Which brings me to Wikipedia's "List of Conservative Feminisms", which bears a weird resemblance to Douthat's column, in that it compares and contrasts some 20 opposed isms, but only articulates one of them with any fullness, and one that happens to have been produced by a man, another distinguished conservative jurist, Richard Posner:

  • Richard A. Posner "suggest[s]" "'conservative feminism' .... is ... the idea that women are entitled to political, legal, social, and economic equality to men, in the framework of a lightly regulated market economy."[13] Posner tentatively argues for taxing housewives' at-home unpaid work to reduce a barrier to paid outside work[14] (argued by D. Kelly Weisberg to be rooted in a Marxist feminist argument for waged housework)[15] and argues for sex being a factor in setting wages and benefits in accordance with productivity, health costs with pregnancy, on-the-job safety, and longevity for pensions.[16] Posner is against comparable worth among private employers,[17] against no-fault divorce,[18] in favour of surrogate motherhood by binding contract,[19] against rape even in the form of nonviolent sex,[20] and for a possibility that pornography may either incite rape or substitute for it.[21] Posner does not argue for or against an abortion right, arguing instead for a possibility but not a certainty that the fetus is "a member of society"[22] because libertarianism and economics do not say one way or the other.[23][a][b][c][d] Posner argues that the differences between the genders on average include women's lesser aggressiveness and greater child-centeredness[24] and has "no quarrel" with law being empathetic to "all marginal groups".[25]

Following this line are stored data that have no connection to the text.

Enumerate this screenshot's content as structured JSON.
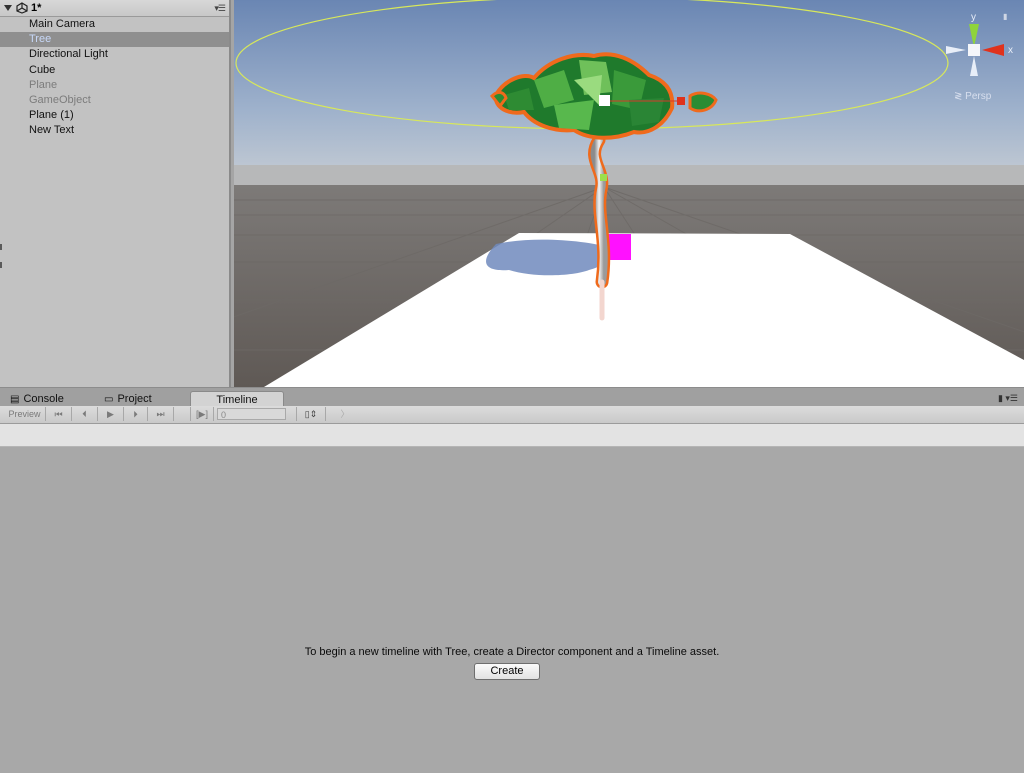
{
  "hierarchy": {
    "scene_name": "1*",
    "items": [
      {
        "label": "Main Camera"
      },
      {
        "label": "Tree"
      },
      {
        "label": "Directional Light"
      },
      {
        "label": "Cube"
      },
      {
        "label": "Plane"
      },
      {
        "label": "GameObject"
      },
      {
        "label": "Plane (1)"
      },
      {
        "label": "New Text"
      }
    ]
  },
  "scene": {
    "gizmo": {
      "x_label": "x",
      "y_label": "y",
      "persp_label": "≷ Persp"
    }
  },
  "tabs": [
    {
      "label": "Console"
    },
    {
      "label": "Project"
    },
    {
      "label": "Timeline"
    }
  ],
  "toolbar": {
    "preview_label": "Preview",
    "frame_value": "0"
  },
  "timeline": {
    "message": "To begin a new timeline with Tree, create a Director component and a Timeline asset.",
    "create_label": "Create"
  }
}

Which is certainly a hoot and far more entertaining, with its mix of crusty ingenuity and thorny eccentricity, than anything Douthat might come up with, but what they have in common seems like a belief that if feminism is important at all, it's too important to be left to the ladies.

By the same token Douthat's foray into semiotics, his use of technical terms like "signifier", is a sign of the attitude that women's role in feminism should be mainly symbolic, while men can take care of the content. It's certainly not an index of his familiarity with semiotics, or he wouldn't use nonsensical concepts like "the meaning of Amy Coney Barrett" (semiotics joke; "What is the meaning of life?" "The quality or condition of being alive, what else do you need to know?"—the word "life" has an ascertainable meaning; the phenomenon life isn't a sign, but a thing-in-itself, and asking it to have a meaning is just a category error).

And his appeal to the Glorious ACB looks like an example of what Claude Lévy-Strauss referred to as the "floating signifier", an empty sign on the hunt for a referent like a virus looking for a host cell to cannibalize, as a vehicle for him to dramatize his own views, as if anybody could possibly care.